I'm struggling to get my head round this..
Yeah, it's complicated.
I think (think) my Fuji X-H1 shoots 14 bit RAW still images(?)
I guess so?
No it is not. Raw data has to be processed in order to convert the raw values to specific humanly-identifiable colors, and this processing requires lots of arithmetic, and this arithmetic, in effect, lowers the precision of the final results. The less color-accurate the camera inherently happens to be, the more processing required, and consequently the more bits are going to be lost, and the more noisy the final result (or the more noise reduction will be needed).

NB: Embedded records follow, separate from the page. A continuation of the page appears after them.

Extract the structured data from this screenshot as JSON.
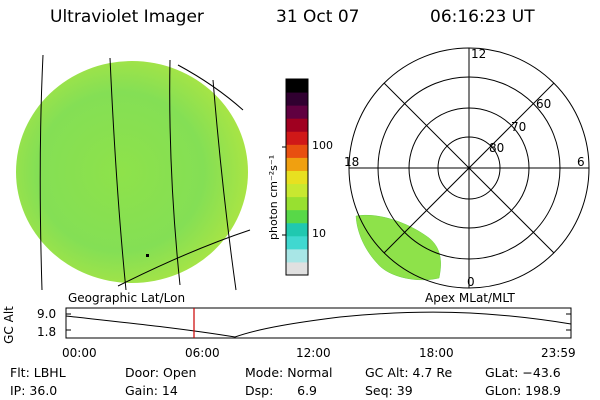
{
  "header": {
    "instrument": "Ultraviolet Imager",
    "date": "31 Oct 07",
    "time": "06:16:23 UT"
  },
  "colorbar": {
    "unit_label": "photon cm⁻²s⁻¹",
    "tick_100": "100",
    "tick_10": "10",
    "colors": [
      "#e0e0e0",
      "#a8e6e6",
      "#40d8d0",
      "#20c8b0",
      "#58d848",
      "#98e030",
      "#c8e830",
      "#e8e020",
      "#f0a010",
      "#e85010",
      "#d01818",
      "#a00020",
      "#600040",
      "#300030",
      "#000000"
    ]
  },
  "left_panel": {
    "caption": "Geographic Lat/Lon",
    "disk_color": "#8fe54a",
    "edge_color": "#b6e83a"
  },
  "right_panel": {
    "caption": "Apex  MLat/MLT",
    "mlt_12": "12",
    "mlt_18": "18",
    "mlt_6": "6",
    "mlt_0": "0",
    "lat_60": "60",
    "lat_70": "70",
    "lat_80": "80",
    "blob_color": "#8fe54a"
  },
  "altitude_plot": {
    "ylabel": "GC Alt",
    "y_top": "9.0",
    "y_bottom": "1.8",
    "x_ticks": [
      "00:00",
      "06:00",
      "12:00",
      "18:00",
      "23:59"
    ],
    "current_time_marker_color": "#cc0000"
  },
  "status": {
    "flt": "Flt: LBHL",
    "ip": "IP: 36.0",
    "door": "Door: Open",
    "gain": "Gain: 14",
    "mode": "Mode: Normal",
    "dsp": "Dsp:      6.9",
    "gc_alt": "GC Alt: 4.7 Re",
    "seq": "Seq: 39",
    "glat": "GLat: −43.6",
    "glon": "GLon: 198.9"
  }
}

And not all of those 14 bits per color channel are actually used all of the time. For example, if you aren't "exposing to the right" then you may not be using all the bits. Furthermore, typically the red and blue color pixels aren't as sensitive to light as the green pixels, and so in daylight both are relatively underexposed by one or two stops, and not all of the bits for those two channels are used. Under extreme color temperatures, one or another of the color channels are going to be extremely underexposed, like the blue channel under incandescent lighting, or the red channel at dusk, which might be many stops underexposed relative to the green channel.

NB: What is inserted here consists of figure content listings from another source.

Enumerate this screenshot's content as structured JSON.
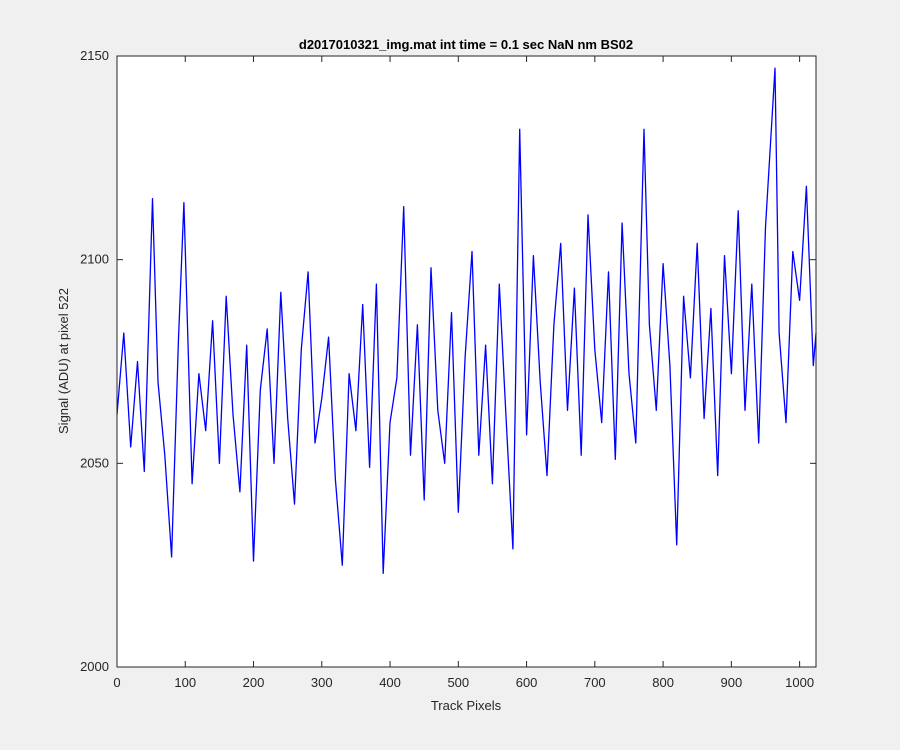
{
  "chart_data": {
    "type": "line",
    "title": "d2017010321_img.mat int time = 0.1 sec  NaN nm BS02",
    "xlabel": "Track Pixels",
    "ylabel": "Signal (ADU) at pixel 522",
    "xlim": [
      0,
      1024
    ],
    "ylim": [
      2000,
      2150
    ],
    "xticks": [
      0,
      100,
      200,
      300,
      400,
      500,
      600,
      700,
      800,
      900,
      1000
    ],
    "yticks": [
      2000,
      2050,
      2100,
      2150
    ],
    "grid": false,
    "series": [
      {
        "color": "#0000ff",
        "x": [
          0,
          10,
          20,
          30,
          40,
          52,
          60,
          70,
          80,
          90,
          98,
          110,
          120,
          130,
          140,
          150,
          160,
          170,
          180,
          190,
          200,
          210,
          220,
          230,
          240,
          250,
          260,
          270,
          280,
          290,
          300,
          310,
          320,
          330,
          340,
          350,
          360,
          370,
          380,
          390,
          400,
          410,
          420,
          430,
          440,
          450,
          460,
          470,
          480,
          490,
          500,
          510,
          520,
          530,
          540,
          550,
          560,
          570,
          580,
          590,
          600,
          610,
          620,
          630,
          640,
          650,
          660,
          670,
          680,
          690,
          700,
          710,
          720,
          730,
          740,
          750,
          760,
          772,
          780,
          790,
          800,
          810,
          820,
          830,
          840,
          850,
          860,
          870,
          880,
          890,
          900,
          910,
          920,
          930,
          940,
          950,
          964,
          970,
          980,
          990,
          1000,
          1010,
          1020,
          1024
        ],
        "y": [
          2062,
          2082,
          2054,
          2075,
          2048,
          2115,
          2070,
          2052,
          2027,
          2080,
          2114,
          2045,
          2072,
          2058,
          2085,
          2050,
          2091,
          2062,
          2043,
          2079,
          2026,
          2068,
          2083,
          2050,
          2092,
          2061,
          2040,
          2078,
          2097,
          2055,
          2066,
          2081,
          2046,
          2025,
          2072,
          2058,
          2089,
          2049,
          2094,
          2023,
          2060,
          2071,
          2113,
          2052,
          2084,
          2041,
          2098,
          2063,
          2050,
          2087,
          2038,
          2076,
          2102,
          2052,
          2079,
          2045,
          2094,
          2061,
          2029,
          2132,
          2057,
          2101,
          2070,
          2047,
          2084,
          2104,
          2063,
          2093,
          2052,
          2111,
          2078,
          2060,
          2097,
          2051,
          2109,
          2072,
          2055,
          2132,
          2084,
          2063,
          2099,
          2074,
          2030,
          2091,
          2071,
          2104,
          2061,
          2088,
          2047,
          2101,
          2072,
          2112,
          2063,
          2094,
          2055,
          2108,
          2147,
          2082,
          2060,
          2102,
          2090,
          2118,
          2074,
          2082
        ]
      }
    ]
  }
}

Cameras have a largely linear response to light, so double the exposure leads to double the signal value recorded. This is rather wasteful since human vision is more sensitive to changes in dark tones than to light tones: it's frequently said that half of the image data in raw files are allocated to just the brightest stop; and subsequently, half of what's left is left to the second brightest stop, and so forth and so on, so the bulk of the tonality in a image uses only a small fraction of the data.

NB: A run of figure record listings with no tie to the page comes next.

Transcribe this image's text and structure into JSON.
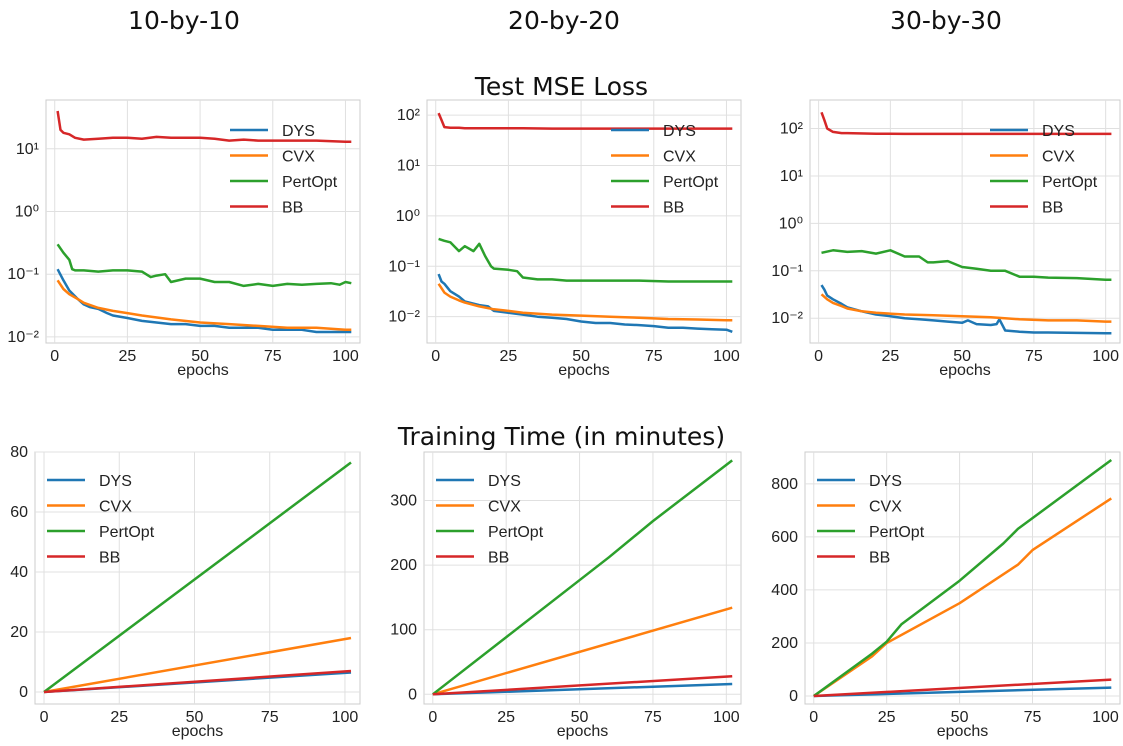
{
  "column_titles": [
    "10-by-10",
    "20-by-20",
    "30-by-30"
  ],
  "row_titles": [
    "Test MSE Loss",
    "Training Time (in minutes)"
  ],
  "colors": {
    "DYS": "#1f77b4",
    "CVX": "#ff7f0e",
    "PertOpt": "#2ca02c",
    "BB": "#d62728"
  },
  "chart_data": [
    {
      "type": "line",
      "title": "",
      "xlabel": "epochs",
      "ylabel": "",
      "yscale": "log",
      "xlim": [
        -3,
        105
      ],
      "ylim": [
        0.008,
        60
      ],
      "xticks": [
        0,
        25,
        50,
        75,
        100
      ],
      "yticks": [
        {
          "v": 0.01,
          "label": "10⁻²"
        },
        {
          "v": 0.1,
          "label": "10⁻¹"
        },
        {
          "v": 1,
          "label": "10⁰"
        },
        {
          "v": 10,
          "label": "10¹"
        }
      ],
      "grid": true,
      "legend": "top-right",
      "series": [
        {
          "name": "DYS",
          "x": [
            1,
            3,
            5,
            8,
            10,
            12,
            15,
            18,
            20,
            25,
            30,
            35,
            40,
            45,
            50,
            55,
            60,
            65,
            70,
            75,
            80,
            85,
            90,
            95,
            100,
            102
          ],
          "y": [
            0.12,
            0.08,
            0.055,
            0.04,
            0.033,
            0.03,
            0.028,
            0.024,
            0.022,
            0.02,
            0.018,
            0.017,
            0.016,
            0.016,
            0.015,
            0.015,
            0.014,
            0.014,
            0.014,
            0.013,
            0.013,
            0.013,
            0.012,
            0.012,
            0.012,
            0.012
          ]
        },
        {
          "name": "CVX",
          "x": [
            1,
            3,
            5,
            8,
            10,
            15,
            20,
            25,
            30,
            40,
            50,
            60,
            70,
            80,
            90,
            100,
            102
          ],
          "y": [
            0.08,
            0.058,
            0.048,
            0.04,
            0.035,
            0.029,
            0.026,
            0.024,
            0.022,
            0.019,
            0.017,
            0.016,
            0.015,
            0.014,
            0.014,
            0.013,
            0.013
          ]
        },
        {
          "name": "PertOpt",
          "x": [
            1,
            3,
            5,
            6,
            7,
            10,
            15,
            20,
            25,
            30,
            33,
            35,
            38,
            40,
            45,
            50,
            55,
            60,
            65,
            70,
            75,
            80,
            85,
            90,
            95,
            98,
            100,
            102
          ],
          "y": [
            0.3,
            0.22,
            0.17,
            0.12,
            0.115,
            0.115,
            0.11,
            0.115,
            0.115,
            0.11,
            0.09,
            0.095,
            0.1,
            0.075,
            0.085,
            0.085,
            0.075,
            0.075,
            0.065,
            0.07,
            0.065,
            0.07,
            0.068,
            0.07,
            0.072,
            0.068,
            0.075,
            0.072
          ]
        },
        {
          "name": "BB",
          "x": [
            1,
            2,
            3,
            5,
            7,
            10,
            15,
            20,
            25,
            30,
            35,
            40,
            50,
            55,
            60,
            65,
            70,
            80,
            90,
            100,
            102
          ],
          "y": [
            40,
            20,
            18,
            17,
            15,
            14,
            14.5,
            15,
            15,
            14.5,
            15.5,
            15,
            15,
            14.5,
            13.5,
            14,
            13.5,
            13.5,
            13.5,
            13,
            13
          ]
        }
      ]
    },
    {
      "type": "line",
      "title": "",
      "xlabel": "epochs",
      "ylabel": "",
      "yscale": "log",
      "xlim": [
        -3,
        105
      ],
      "ylim": [
        0.003,
        200
      ],
      "xticks": [
        0,
        25,
        50,
        75,
        100
      ],
      "yticks": [
        {
          "v": 0.01,
          "label": "10⁻²"
        },
        {
          "v": 0.1,
          "label": "10⁻¹"
        },
        {
          "v": 1,
          "label": "10⁰"
        },
        {
          "v": 10,
          "label": "10¹"
        },
        {
          "v": 100,
          "label": "10²"
        }
      ],
      "grid": true,
      "legend": "top-right",
      "series": [
        {
          "name": "DYS",
          "x": [
            1,
            2,
            3,
            5,
            8,
            10,
            15,
            18,
            20,
            25,
            30,
            35,
            40,
            45,
            50,
            55,
            60,
            65,
            70,
            75,
            80,
            85,
            90,
            95,
            100,
            102
          ],
          "y": [
            0.07,
            0.05,
            0.045,
            0.032,
            0.025,
            0.02,
            0.017,
            0.016,
            0.013,
            0.012,
            0.011,
            0.01,
            0.0095,
            0.009,
            0.008,
            0.0075,
            0.0075,
            0.007,
            0.0068,
            0.0065,
            0.006,
            0.006,
            0.0058,
            0.0056,
            0.0055,
            0.005
          ]
        },
        {
          "name": "CVX",
          "x": [
            1,
            3,
            5,
            8,
            10,
            15,
            20,
            25,
            30,
            40,
            50,
            60,
            70,
            80,
            90,
            100,
            102
          ],
          "y": [
            0.045,
            0.03,
            0.025,
            0.021,
            0.019,
            0.016,
            0.014,
            0.013,
            0.012,
            0.011,
            0.0105,
            0.01,
            0.0095,
            0.009,
            0.0088,
            0.0085,
            0.0085
          ]
        },
        {
          "name": "PertOpt",
          "x": [
            1,
            3,
            5,
            8,
            10,
            13,
            15,
            17,
            19,
            20,
            25,
            28,
            30,
            35,
            40,
            45,
            50,
            60,
            70,
            80,
            90,
            100,
            102
          ],
          "y": [
            0.35,
            0.32,
            0.3,
            0.2,
            0.25,
            0.2,
            0.28,
            0.16,
            0.1,
            0.09,
            0.085,
            0.08,
            0.06,
            0.055,
            0.055,
            0.052,
            0.052,
            0.052,
            0.052,
            0.05,
            0.05,
            0.05,
            0.05
          ]
        },
        {
          "name": "BB",
          "x": [
            1,
            2,
            3,
            5,
            8,
            10,
            20,
            30,
            40,
            50,
            60,
            70,
            80,
            90,
            100,
            102
          ],
          "y": [
            110,
            80,
            58,
            56,
            56,
            55,
            55,
            55,
            54,
            54,
            54,
            54,
            54,
            54,
            54,
            54
          ]
        }
      ]
    },
    {
      "type": "line",
      "title": "",
      "xlabel": "epochs",
      "ylabel": "",
      "yscale": "log",
      "xlim": [
        -3,
        105
      ],
      "ylim": [
        0.003,
        400
      ],
      "xticks": [
        0,
        25,
        50,
        75,
        100
      ],
      "yticks": [
        {
          "v": 0.01,
          "label": "10⁻²"
        },
        {
          "v": 0.1,
          "label": "10⁻¹"
        },
        {
          "v": 1,
          "label": "10⁰"
        },
        {
          "v": 10,
          "label": "10¹"
        },
        {
          "v": 100,
          "label": "10²"
        }
      ],
      "grid": true,
      "legend": "top-right",
      "series": [
        {
          "name": "DYS",
          "x": [
            1,
            2,
            3,
            5,
            8,
            10,
            15,
            20,
            25,
            30,
            35,
            40,
            45,
            50,
            52,
            55,
            60,
            62,
            63,
            65,
            70,
            75,
            80,
            90,
            100,
            102
          ],
          "y": [
            0.05,
            0.04,
            0.03,
            0.025,
            0.02,
            0.017,
            0.014,
            0.012,
            0.011,
            0.01,
            0.0095,
            0.009,
            0.0085,
            0.008,
            0.009,
            0.0075,
            0.0072,
            0.0075,
            0.0095,
            0.0055,
            0.0052,
            0.005,
            0.005,
            0.0049,
            0.0048,
            0.0048
          ]
        },
        {
          "name": "CVX",
          "x": [
            1,
            3,
            5,
            8,
            10,
            15,
            20,
            30,
            40,
            50,
            60,
            70,
            80,
            90,
            100,
            102
          ],
          "y": [
            0.032,
            0.025,
            0.021,
            0.018,
            0.016,
            0.014,
            0.013,
            0.012,
            0.0115,
            0.011,
            0.0105,
            0.0095,
            0.009,
            0.009,
            0.0085,
            0.0085
          ]
        },
        {
          "name": "PertOpt",
          "x": [
            1,
            5,
            10,
            15,
            20,
            25,
            30,
            35,
            38,
            40,
            45,
            50,
            55,
            60,
            65,
            70,
            75,
            80,
            90,
            100,
            102
          ],
          "y": [
            0.24,
            0.27,
            0.25,
            0.26,
            0.23,
            0.27,
            0.2,
            0.2,
            0.15,
            0.15,
            0.16,
            0.12,
            0.11,
            0.1,
            0.1,
            0.075,
            0.075,
            0.072,
            0.07,
            0.065,
            0.065
          ]
        },
        {
          "name": "BB",
          "x": [
            1,
            2,
            3,
            5,
            8,
            10,
            20,
            30,
            40,
            50,
            60,
            70,
            80,
            90,
            100,
            102
          ],
          "y": [
            220,
            150,
            100,
            85,
            80,
            80,
            78,
            77,
            77,
            77,
            77,
            77,
            77,
            77,
            77,
            77
          ]
        }
      ]
    },
    {
      "type": "line",
      "title": "",
      "xlabel": "epochs",
      "ylabel": "",
      "yscale": "linear",
      "xlim": [
        -3,
        105
      ],
      "ylim": [
        -4,
        80
      ],
      "xticks": [
        0,
        25,
        50,
        75,
        100
      ],
      "yticks": [
        {
          "v": 0,
          "label": "0"
        },
        {
          "v": 20,
          "label": "20"
        },
        {
          "v": 40,
          "label": "40"
        },
        {
          "v": 60,
          "label": "60"
        },
        {
          "v": 80,
          "label": "80"
        }
      ],
      "grid": true,
      "legend": "top-left",
      "series": [
        {
          "name": "DYS",
          "x": [
            0,
            102
          ],
          "y": [
            0,
            6.5
          ]
        },
        {
          "name": "CVX",
          "x": [
            0,
            102
          ],
          "y": [
            0,
            18
          ]
        },
        {
          "name": "PertOpt",
          "x": [
            0,
            102
          ],
          "y": [
            0,
            76.5
          ]
        },
        {
          "name": "BB",
          "x": [
            0,
            102
          ],
          "y": [
            0,
            7
          ]
        }
      ]
    },
    {
      "type": "line",
      "title": "",
      "xlabel": "epochs",
      "ylabel": "",
      "yscale": "linear",
      "xlim": [
        -3,
        105
      ],
      "ylim": [
        -15,
        375
      ],
      "xticks": [
        0,
        25,
        50,
        75,
        100
      ],
      "yticks": [
        {
          "v": 0,
          "label": "0"
        },
        {
          "v": 100,
          "label": "100"
        },
        {
          "v": 200,
          "label": "200"
        },
        {
          "v": 300,
          "label": "300"
        }
      ],
      "grid": true,
      "legend": "top-left",
      "series": [
        {
          "name": "DYS",
          "x": [
            0,
            102
          ],
          "y": [
            0,
            16
          ]
        },
        {
          "name": "CVX",
          "x": [
            0,
            102
          ],
          "y": [
            0,
            134
          ]
        },
        {
          "name": "PertOpt",
          "x": [
            0,
            60,
            75,
            102
          ],
          "y": [
            0,
            212,
            268,
            362
          ]
        },
        {
          "name": "BB",
          "x": [
            0,
            102
          ],
          "y": [
            0,
            28
          ]
        }
      ]
    },
    {
      "type": "line",
      "title": "",
      "xlabel": "epochs",
      "ylabel": "",
      "yscale": "linear",
      "xlim": [
        -3,
        105
      ],
      "ylim": [
        -30,
        920
      ],
      "xticks": [
        0,
        25,
        50,
        75,
        100
      ],
      "yticks": [
        {
          "v": 0,
          "label": "0"
        },
        {
          "v": 200,
          "label": "200"
        },
        {
          "v": 400,
          "label": "400"
        },
        {
          "v": 600,
          "label": "600"
        },
        {
          "v": 800,
          "label": "800"
        }
      ],
      "grid": true,
      "legend": "top-left",
      "series": [
        {
          "name": "DYS",
          "x": [
            0,
            102
          ],
          "y": [
            0,
            32
          ]
        },
        {
          "name": "CVX",
          "x": [
            0,
            20,
            25,
            50,
            70,
            75,
            102
          ],
          "y": [
            0,
            150,
            200,
            350,
            495,
            550,
            745
          ]
        },
        {
          "name": "PertOpt",
          "x": [
            0,
            20,
            25,
            30,
            50,
            65,
            70,
            102
          ],
          "y": [
            0,
            160,
            205,
            270,
            435,
            575,
            630,
            890
          ]
        },
        {
          "name": "BB",
          "x": [
            0,
            102
          ],
          "y": [
            0,
            62
          ]
        }
      ]
    }
  ]
}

Compressed encoding schemes, where more data values are allocated to darker tones than lighter, can allow fewer bits to encode an equal range of tones. This compression is sometimes referred to as a gamma curve.
My MacBook Pros GPU can output 10 Bit (as opposed to 8) and my exteral BenQ can display 10 Bit (albeit 8 Bit+FRC).
So in theory, am I viewing 10 bit colours in my images?
Not in theory, but actuality. The display driver will convert whatever bits in your image , whatever format it happens to be in, to the 10 bit format provided by the display. That doesn't mean that the images will necessarily look better on this display than on lower bit depth ones. It's possible that you can see banding in the shadows of low bit-depth images; however, I have a 10 bit display and I've never seen any of these kinds of artifacts.
I did notice yesterday when I opened an image in Photoshop that it was described as 8 Bit.. confused. Can anyone clarify.
JPEGs offer gamma-encoded images that simplify and compress high frequency textures, and reduce color resolution, typically using 8 bits per color channel.